Tout se passe comme si les discours d’enseignement et de recherche s’ingéniaient à effacer les guillemets : il s’agit d’escamoter les indices de l’énonciation au point que plus personne ne semble parler (et assurément pas en « je »). Dans les termes de Robert Vion :

« l’effacement énonciatif constitue une stratégie, pas nécessairement consciente, permettant au locuteur de donner l’impression qu’il se retire de l’énonciation, qu’il « objectivise » son discours en « gommant » non seulement les marques les plus manifestes de sa présence (les embrayeurs) mais également le marquage de toute source énonciative identifiable. » (Robert Vion, « “Effacement énonciatif” et stratégies discursives », dans André Joly et Monique De Mattia (dir.), De la syntaxe à la narratologie énonciative, Paris, Ophrys, 2001, p. 18.)
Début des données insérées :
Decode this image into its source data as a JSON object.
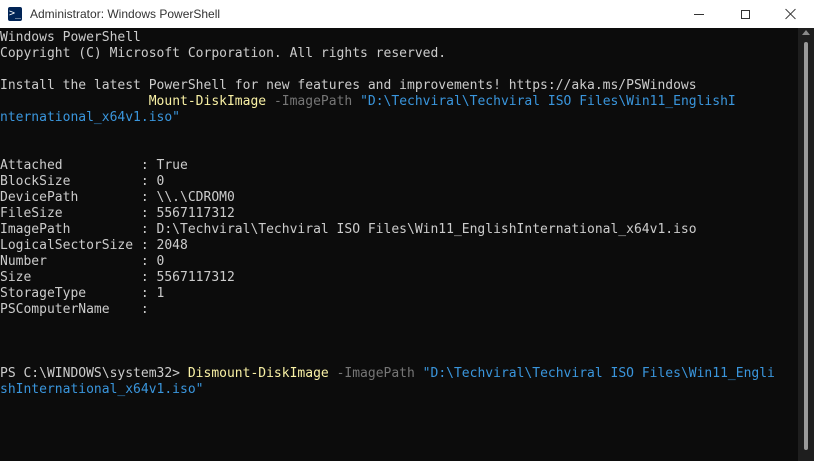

C’est précisément cette dimension d’adresse qui, à mes yeux (à mes oreilles ?) condense l’essentiel de l’enjeu relatif au caractère situé d’un savoir en train de s’énoncer : à qui parle t il, qui lui répond — et sur quel ton ?
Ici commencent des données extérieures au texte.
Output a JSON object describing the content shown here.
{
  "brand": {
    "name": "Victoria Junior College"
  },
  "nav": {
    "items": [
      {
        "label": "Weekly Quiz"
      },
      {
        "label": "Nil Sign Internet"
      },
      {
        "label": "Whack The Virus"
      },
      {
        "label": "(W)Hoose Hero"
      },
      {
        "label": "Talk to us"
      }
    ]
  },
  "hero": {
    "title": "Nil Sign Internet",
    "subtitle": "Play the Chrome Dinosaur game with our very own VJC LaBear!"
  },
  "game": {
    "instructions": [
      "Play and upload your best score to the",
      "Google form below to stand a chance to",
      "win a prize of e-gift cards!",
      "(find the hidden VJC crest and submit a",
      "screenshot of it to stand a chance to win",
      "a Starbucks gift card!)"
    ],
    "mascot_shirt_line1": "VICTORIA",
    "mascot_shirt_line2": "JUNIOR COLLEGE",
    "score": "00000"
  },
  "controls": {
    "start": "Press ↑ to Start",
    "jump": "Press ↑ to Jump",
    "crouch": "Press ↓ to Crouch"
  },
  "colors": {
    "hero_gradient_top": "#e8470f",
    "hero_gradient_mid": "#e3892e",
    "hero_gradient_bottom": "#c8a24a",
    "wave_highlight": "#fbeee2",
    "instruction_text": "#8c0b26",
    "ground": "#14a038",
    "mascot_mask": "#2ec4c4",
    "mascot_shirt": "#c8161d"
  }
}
Myriam Suchet, « Lire en français au pluriel, et jusqu’à entendre l’appel des notes », dans Fabula-LhT, n° 26, « Situer la théorie : pensées de la littérature et savoirs situés (féminismes, postcolonialismes) », dir. Marie-Jeanne Zenetti, Flavia Bujor, Marion Coste, Claire Paulian, Heta Rundgren et Aurore Turbiau, October 2021,URL : http://www.fabula.org/lht/26/suchet.html, page consultée le 27 March 2024

 

Cécile Wajsbrot au choeur des mots

Le nom qu’on me donne – coryphée – impliquerait presque une hiérarchie, m’installerait à la tête d’un groupe. Pourtant je me sens moins plutôt que plus, soustraite au choeur des mots qui circulent en tous lieux – ceux des écrans, de la radio, ceux des journaux et les paroles entendues dans la rue et les phrases lues, les voix au téléphone, les échanges professionnels, un flux continu. Les questions posées et les réponses données, l’opinion commune, la pensée approximative, les rets de la haine dans lesquels nous nous débattons.